1. FC Kaiserslautern
Egoisten-Alarm bei Semih Sahin? Das sagt FCK-Trainer Lieberknecht
Semih Sahin konnte froh sein, dass sein schwerer Lapsus keine Auswirkungen auf den Ausgang des Spiels mehr hatte. Es lief die 80. Minute bei der Zweitliga-Partie gegen Fortuna Düsseldorf am Karsamstag, als der Mittelfeldspieler des 1. FC Kaiserslautern beim Stand von 2:0 nach einem katastrophalen Fehler der Gäste in der eigenen Hälfte den Ball eroberte und zusammen mit Kollege Naatan Skyttä einsam aufs Düsseldorfer Tor zusteuerte. Zum Eingriff bereite gegnerische Abwehrspieler waren auch nach seinem 60-Meter-Sprint nicht zu erkennen, aber statt den Ball auf den besser postierten Skyttä abzulegen, scheiterte Sahin mit einem schwachen Abschluss an Fortuna-Torhüter Florian Kastenmeier. Egoisten-Alarm auf dem Betzenberg?

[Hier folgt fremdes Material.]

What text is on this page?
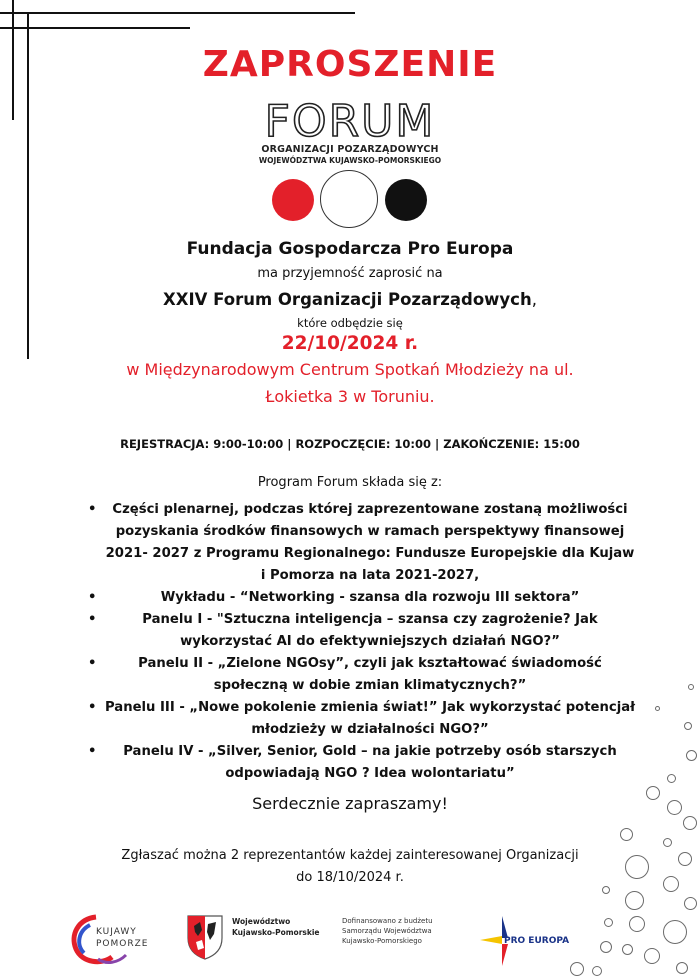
ZAPROSZENIE
FORUM
ORGANIZACJI POZARZĄDOWYCH
WOJEWÓDZTWA KUJAWSKO-POMORSKIEGO
Fundacja Gospodarcza Pro Europa
ma przyjemność zaprosić na
XXIV Forum Organizacji Pozarządowych,
które odbędzie się
22/10/2024 r.
w Międzynarodowym Centrum Spotkań Młodzieży na ul.
Łokietka 3 w Toruniu.
REJESTRACJA: 9:00-10:00 | ROZPOCZĘCIE: 10:00 | ZAKOŃCZENIE: 15:00
Program Forum składa się z:
• Części plenarnej, podczas której zaprezentowane zostaną możliwości pozyskania środków finansowych w ramach perspektywy finansowej 2021- 2027 z Programu Regionalnego: Fundusze Europejskie dla Kujaw i Pomorza na lata 2021-2027,
•	Wykładu - “Networking - szansa dla rozwoju III sektora”
•	Panelu I - "Sztuczna inteligencja – szansa czy zagrożenie? Jak wykorzystać AI do efektywniejszych działań NGO?”
•	Panelu II - „Zielone NGOsy”, czyli jak kształtować świadomość społeczną w dobie zmian klimatycznych?”
• Panelu III - „Nowe pokolenie zmienia świat!” Jak wykorzystać potencjał młodzieży w działalności NGO?”
• Panelu IV - „Silver, Senior, Gold – na jakie potrzeby osób starszych odpowiadają NGO ? Idea wolontariatu”
Serdecznie zapraszamy!
Zgłaszać można 2 reprezentantów każdej zainteresowanej Organizacji
do 18/10/2024 r.
KUJAWY
POMORZE
Województwo
Kujawsko-Pomorskie
Dofinansowano z budżetu
Samorządu Województwa
Kujawsko-Pomorskiego	PRO EUROPA
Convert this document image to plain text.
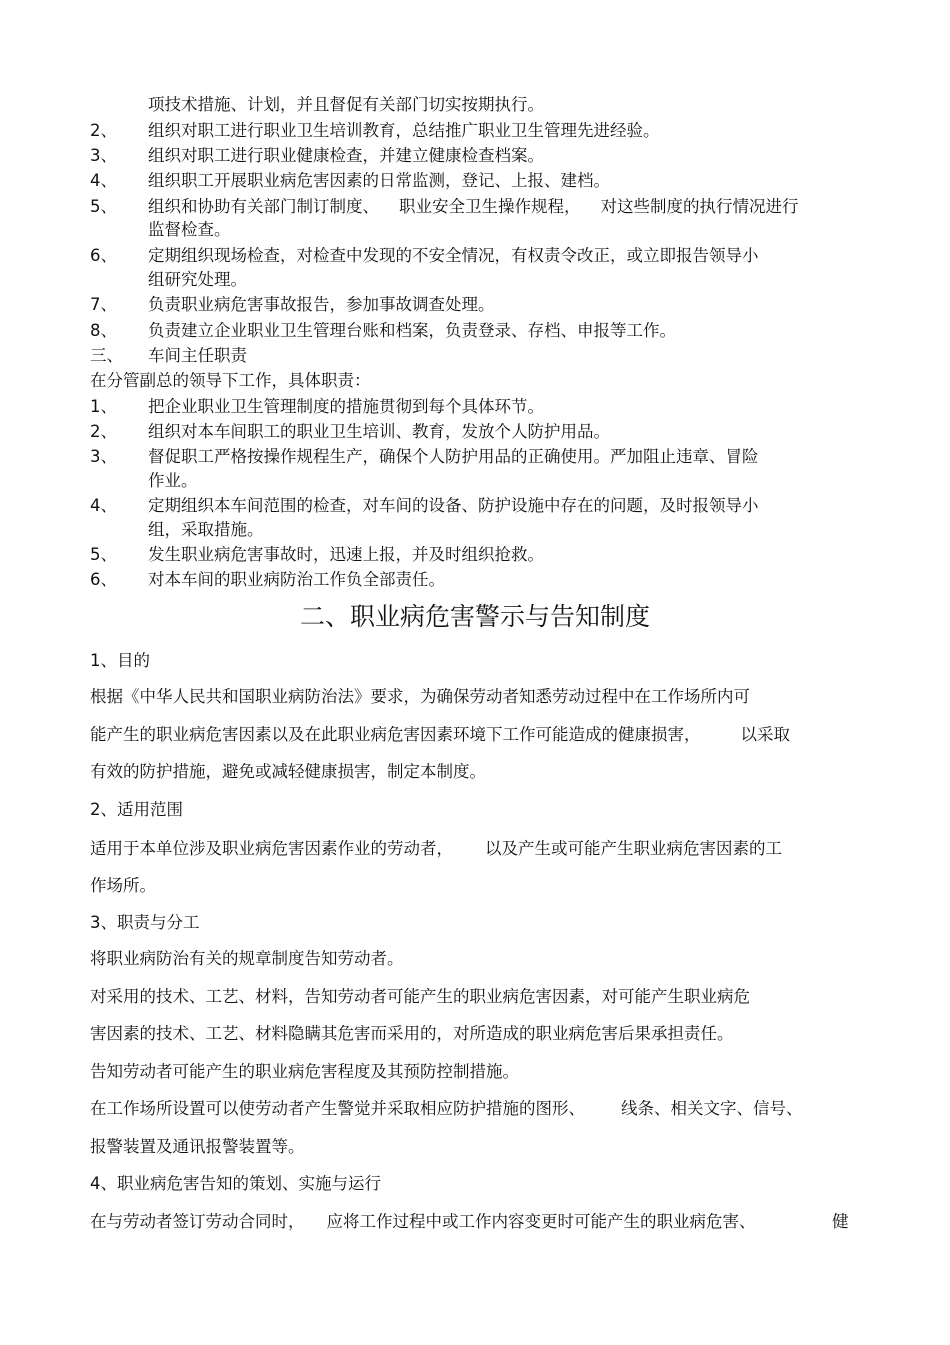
项技术措施、计划，并且督促有关部门切实按期执行。
2、 组织对职工进行职业卫生培训教育，总结推广职业卫生管理先进经验。
3、 组织对职工进行职业健康检查，并建立健康检查档案。
4、 组织职工开展职业病危害因素的日常监测，登记、上报、建档。
5、 组织和协助有关部门制订制度、 职业安全卫生操作规程， 对这些制度的执行情况进行
监督检查。
6、 定期组织现场检查，对检查中发现的不安全情况，有权责令改正，或立即报告领导小
组研究处理。
7、 负责职业病危害事故报告，参加事故调查处理。
8、 负责建立企业职业卫生管理台账和档案，负责登录、存档、申报等工作。
三、 车间主任职责
在分管副总的领导下工作，具体职责：
1、 把企业职业卫生管理制度的措施贯彻到每个具体环节。
2、 组织对本车间职工的职业卫生培训、教育，发放个人防护用品。
3、 督促职工严格按操作规程生产，确保个人防护用品的正确使用。严加阻止违章、冒险
作业。
4、 定期组织本车间范围的检查，对车间的设备、防护设施中存在的问题，及时报领导小
组，采取措施。
5、 发生职业病危害事故时，迅速上报，并及时组织抢救。
6、 对本车间的职业病防治工作负全部责任。
二、职业病危害警示与告知制度
1、目的
根据《中华人民共和国职业病防治法》要求，为确保劳动者知悉劳动过程中在工作场所内可
能产生的职业病危害因素以及在此职业病危害因素环境下工作可能造成的健康损害， 以采取
有效的防护措施，避免或减轻健康损害，制定本制度。
2、适用范围
适用于本单位涉及职业病危害因素作业的劳动者， 以及产生或可能产生职业病危害因素的工
作场所。
3、职责与分工
将职业病防治有关的规章制度告知劳动者。
对采用的技术、工艺、材料，告知劳动者可能产生的职业病危害因素，对可能产生职业病危
害因素的技术、工艺、材料隐瞒其危害而采用的，对所造成的职业病危害后果承担责任。
告知劳动者可能产生的职业病危害程度及其预防控制措施。
在工作场所设置可以使劳动者产生警觉并采取相应防护措施的图形、 线条、相关文字、信号、
报警装置及通讯报警装置等。
4、职业病危害告知的策划、实施与运行
在与劳动者签订劳动合同时， 应将工作过程中或工作内容变更时可能产生的职业病危害、	健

Die Milde, mit der FCK-Trainer Torsten Lieberknecht auf diesen Frank-Mill-Moment seines Schützlings reagierte, hing sicher auch mit dem Endstand von 3:0 für Kaiserslautern zusammen. Aus seiner Sicht sei Skyttäs Laufweg und Positionierung ebenfalls nicht optimal gewesen, schränkte der Trainer ein, auch für den Rest seiner Aussage wechselte Lieberknecht in den Konjunktiv. Denn eine tiefergehende Aufarbeitung der Szene sei aufgrund des Ergebnisses wohl nicht notwendig. „Wenn ich zu der Erkenntnis gekommen wäre, dass er definitiv hätte abspielen müssen, hätte er das Passende von mir gesagt bekommen“, meinte der Lauterer Trainer, der Sahin stattdessen für seine engagierte, gute Leistung lobte. „Er hat ein Tor geschossen und das dritte vorbereitet. Er war Energieträger auf dem Platz. Wenn einer viel macht, passieren auch mehr Fehler.“
Sahin selbst war sich wohl bewusst, dass er durch den klaren Ausgang der Begegnung um unangenehme Diskussionen über seine persönliche Entscheidungsfindung bei dieser unglaublichen Großchance herumgekommen war. „Ich muss das Tor zum 3:0 machen. Es darf alles passieren, nur das nicht“, sagte er mit einem breiten Lächeln in den Katakomben des Fritz-Walter-Stadions. Er habe sich darüber gewundert, dass ihn kein Düsseldorfer eingeholt und bedrängt habe, begründete er sein Zögern in Sachen Handlungsschnelligkeit. Eine Einzahlung in die Mannschaftskasse sei für vergebene Hochkaräter seines Wissens nach nicht vorgesehen.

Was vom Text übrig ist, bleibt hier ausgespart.